You haven’t even round-tripped yet.
So that speaks to the benefits of diversification and not putting all of your eggs in one basket. Because sure, you could own just those companies individually, or you could just own the S&P 500 for your stock exposure. But all of these different types of investments—mid-caps, small-caps, large-caps, international versus US—they perform differently at different times, and it can smooth out the ride a little bit.
So in years like 2023, where the market goes up quite a bit, you might not capture one hundred percent of that.
But in years where the S&P 500 or the Nasdaq is going down like in 2022, if you’re diversified in other areas, you might not capture all of that downside as well.
It’s important to know that when historians are talking about the stock market, depending on which yardstick they’re using—over ninety years, over fifty years, whatever yardstick—when they say that “the market has returned nine percent on average per year” or in some cases “ten percent on average per year,” that includes a down year of twenty-five percent. That’s already baked into the cake.
Those numbers are already in there, but you’re never going to get those numbers if you’re hopping in and out of the different baskets and saying, “I want to go to cash because I’m worried about the economy.”
Yeah. It speaks to having an allocation that you can stick with through good times and bad.

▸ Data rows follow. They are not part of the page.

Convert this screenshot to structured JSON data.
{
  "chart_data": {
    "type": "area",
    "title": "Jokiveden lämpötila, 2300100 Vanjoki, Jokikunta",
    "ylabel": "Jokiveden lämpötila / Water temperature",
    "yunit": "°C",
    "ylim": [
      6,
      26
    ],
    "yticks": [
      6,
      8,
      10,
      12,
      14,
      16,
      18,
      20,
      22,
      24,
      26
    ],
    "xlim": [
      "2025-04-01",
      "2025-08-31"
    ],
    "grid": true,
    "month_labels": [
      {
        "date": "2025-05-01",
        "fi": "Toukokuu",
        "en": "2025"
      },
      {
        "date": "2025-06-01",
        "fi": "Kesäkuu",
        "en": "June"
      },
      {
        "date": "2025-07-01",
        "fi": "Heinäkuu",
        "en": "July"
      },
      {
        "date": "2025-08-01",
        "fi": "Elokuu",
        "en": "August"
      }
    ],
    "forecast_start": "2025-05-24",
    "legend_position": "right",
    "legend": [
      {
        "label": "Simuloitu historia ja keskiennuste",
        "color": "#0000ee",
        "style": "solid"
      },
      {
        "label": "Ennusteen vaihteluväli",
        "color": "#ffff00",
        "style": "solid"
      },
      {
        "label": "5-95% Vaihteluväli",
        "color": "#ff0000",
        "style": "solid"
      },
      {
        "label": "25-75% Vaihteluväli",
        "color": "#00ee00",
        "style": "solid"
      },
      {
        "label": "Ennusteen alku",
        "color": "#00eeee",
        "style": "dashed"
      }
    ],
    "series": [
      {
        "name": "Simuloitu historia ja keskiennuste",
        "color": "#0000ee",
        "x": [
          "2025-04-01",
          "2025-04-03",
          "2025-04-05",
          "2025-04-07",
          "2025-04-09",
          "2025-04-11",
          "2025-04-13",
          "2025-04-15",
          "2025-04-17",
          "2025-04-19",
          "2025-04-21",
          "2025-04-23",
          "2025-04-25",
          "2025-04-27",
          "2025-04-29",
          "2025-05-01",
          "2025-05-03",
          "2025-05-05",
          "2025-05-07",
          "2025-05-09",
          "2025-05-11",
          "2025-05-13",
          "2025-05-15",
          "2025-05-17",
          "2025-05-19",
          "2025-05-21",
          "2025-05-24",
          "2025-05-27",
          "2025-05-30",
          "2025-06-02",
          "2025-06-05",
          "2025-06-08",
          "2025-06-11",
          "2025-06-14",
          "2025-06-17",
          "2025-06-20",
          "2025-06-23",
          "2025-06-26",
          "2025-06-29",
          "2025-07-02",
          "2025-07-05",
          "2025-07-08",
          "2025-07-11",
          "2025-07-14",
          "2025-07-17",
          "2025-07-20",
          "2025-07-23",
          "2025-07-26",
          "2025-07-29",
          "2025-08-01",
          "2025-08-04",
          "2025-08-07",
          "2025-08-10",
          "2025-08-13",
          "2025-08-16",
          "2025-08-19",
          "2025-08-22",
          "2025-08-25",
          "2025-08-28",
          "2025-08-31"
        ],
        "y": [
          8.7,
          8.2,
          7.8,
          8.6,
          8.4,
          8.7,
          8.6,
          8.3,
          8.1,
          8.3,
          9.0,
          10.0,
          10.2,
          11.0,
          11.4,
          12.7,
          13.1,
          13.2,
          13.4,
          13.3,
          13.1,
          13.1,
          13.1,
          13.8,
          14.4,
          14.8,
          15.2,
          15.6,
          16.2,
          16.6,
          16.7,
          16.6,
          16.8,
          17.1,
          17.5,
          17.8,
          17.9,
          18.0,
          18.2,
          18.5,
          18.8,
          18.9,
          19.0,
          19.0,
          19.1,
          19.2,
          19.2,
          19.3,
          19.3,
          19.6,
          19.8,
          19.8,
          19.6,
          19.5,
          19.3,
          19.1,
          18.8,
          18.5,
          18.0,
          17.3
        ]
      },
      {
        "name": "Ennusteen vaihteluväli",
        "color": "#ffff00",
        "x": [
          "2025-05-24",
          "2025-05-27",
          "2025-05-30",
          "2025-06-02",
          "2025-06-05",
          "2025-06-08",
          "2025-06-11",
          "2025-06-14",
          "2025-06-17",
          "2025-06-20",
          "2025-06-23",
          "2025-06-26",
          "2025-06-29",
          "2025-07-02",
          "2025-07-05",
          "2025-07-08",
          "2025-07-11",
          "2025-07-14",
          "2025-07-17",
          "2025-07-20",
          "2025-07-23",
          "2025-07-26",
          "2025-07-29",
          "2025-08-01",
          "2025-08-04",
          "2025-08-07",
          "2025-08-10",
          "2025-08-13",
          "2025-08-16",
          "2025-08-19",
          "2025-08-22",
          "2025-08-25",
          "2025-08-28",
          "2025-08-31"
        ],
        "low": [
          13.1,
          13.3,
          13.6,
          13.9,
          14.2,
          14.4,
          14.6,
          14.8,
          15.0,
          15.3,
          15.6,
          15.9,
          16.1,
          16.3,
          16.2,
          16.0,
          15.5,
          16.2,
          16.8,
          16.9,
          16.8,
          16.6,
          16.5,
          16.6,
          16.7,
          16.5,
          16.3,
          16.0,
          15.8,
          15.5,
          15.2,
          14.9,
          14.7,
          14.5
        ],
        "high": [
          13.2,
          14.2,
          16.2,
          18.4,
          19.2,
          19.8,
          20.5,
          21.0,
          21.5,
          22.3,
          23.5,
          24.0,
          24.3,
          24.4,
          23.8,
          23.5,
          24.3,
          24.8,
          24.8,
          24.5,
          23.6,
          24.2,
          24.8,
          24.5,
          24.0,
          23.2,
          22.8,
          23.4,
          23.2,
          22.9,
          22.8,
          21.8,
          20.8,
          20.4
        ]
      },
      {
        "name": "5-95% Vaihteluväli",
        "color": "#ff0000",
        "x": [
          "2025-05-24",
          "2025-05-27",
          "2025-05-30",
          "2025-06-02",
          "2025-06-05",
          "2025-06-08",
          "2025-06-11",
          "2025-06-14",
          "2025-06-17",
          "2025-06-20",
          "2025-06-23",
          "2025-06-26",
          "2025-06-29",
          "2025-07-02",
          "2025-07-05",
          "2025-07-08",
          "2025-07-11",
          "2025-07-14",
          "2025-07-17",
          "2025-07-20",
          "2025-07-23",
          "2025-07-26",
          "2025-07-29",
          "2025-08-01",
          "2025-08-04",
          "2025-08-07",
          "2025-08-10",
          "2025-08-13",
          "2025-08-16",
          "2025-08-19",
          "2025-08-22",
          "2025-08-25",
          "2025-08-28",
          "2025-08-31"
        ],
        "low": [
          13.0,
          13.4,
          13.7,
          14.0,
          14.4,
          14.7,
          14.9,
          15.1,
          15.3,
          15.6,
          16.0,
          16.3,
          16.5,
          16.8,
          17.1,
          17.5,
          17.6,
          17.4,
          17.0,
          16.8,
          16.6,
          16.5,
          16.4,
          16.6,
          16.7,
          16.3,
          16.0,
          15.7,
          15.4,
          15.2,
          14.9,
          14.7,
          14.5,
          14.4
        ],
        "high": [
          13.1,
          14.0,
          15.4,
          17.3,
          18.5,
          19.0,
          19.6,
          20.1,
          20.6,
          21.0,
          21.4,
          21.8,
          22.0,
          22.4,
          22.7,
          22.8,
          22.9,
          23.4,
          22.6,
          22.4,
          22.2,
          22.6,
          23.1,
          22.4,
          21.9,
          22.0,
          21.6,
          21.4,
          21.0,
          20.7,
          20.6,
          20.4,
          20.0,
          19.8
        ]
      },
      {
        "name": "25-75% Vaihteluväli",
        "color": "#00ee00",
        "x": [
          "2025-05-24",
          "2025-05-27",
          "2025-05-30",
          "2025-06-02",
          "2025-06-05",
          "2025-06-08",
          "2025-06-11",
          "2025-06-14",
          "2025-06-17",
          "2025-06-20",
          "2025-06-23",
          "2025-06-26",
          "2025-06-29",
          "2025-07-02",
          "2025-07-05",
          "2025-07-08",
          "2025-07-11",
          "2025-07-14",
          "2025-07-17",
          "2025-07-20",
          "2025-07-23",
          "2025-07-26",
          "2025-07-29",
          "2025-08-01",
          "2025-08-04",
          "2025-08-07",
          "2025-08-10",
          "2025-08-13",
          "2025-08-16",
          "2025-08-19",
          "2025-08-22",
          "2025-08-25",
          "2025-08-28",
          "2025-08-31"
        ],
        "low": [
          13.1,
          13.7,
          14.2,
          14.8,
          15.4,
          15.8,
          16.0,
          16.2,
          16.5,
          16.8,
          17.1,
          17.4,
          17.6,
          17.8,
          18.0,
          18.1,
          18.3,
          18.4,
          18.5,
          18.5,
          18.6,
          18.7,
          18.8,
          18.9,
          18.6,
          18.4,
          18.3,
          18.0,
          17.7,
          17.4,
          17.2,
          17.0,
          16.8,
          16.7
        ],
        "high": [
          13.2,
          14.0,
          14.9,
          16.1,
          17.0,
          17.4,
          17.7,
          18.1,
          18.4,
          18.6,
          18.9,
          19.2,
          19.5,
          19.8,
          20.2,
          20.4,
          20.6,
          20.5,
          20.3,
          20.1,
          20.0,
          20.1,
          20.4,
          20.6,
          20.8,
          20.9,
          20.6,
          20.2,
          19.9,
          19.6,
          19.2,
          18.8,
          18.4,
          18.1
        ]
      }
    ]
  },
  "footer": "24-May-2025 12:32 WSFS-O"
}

So just on a short-term basis, one of the things that we pointed out to clients in the summer of last year, just six months ago, there was a point in time where the Dow Jones Industrial Average, which finished up sixteen percent for the year – was up only one and a half percent.
Yes. So even just within the span of a twelve-month period, if you’re not in at the right times, or you’re trying to time things, you could miss pretty much the entire return for an entire year over the span of a couple of months.
That’s why it’s important to have an allocation that you don’t feel the need to constantly tweak.
Right. You’ve got to let the money that’s going to compound long-term, be left long-term. That really is the answer.
And that’s the message for episode 369.
Thanks as always for tuning in, and we’re going to continue to tinker with this new method of doing videos and podcasts.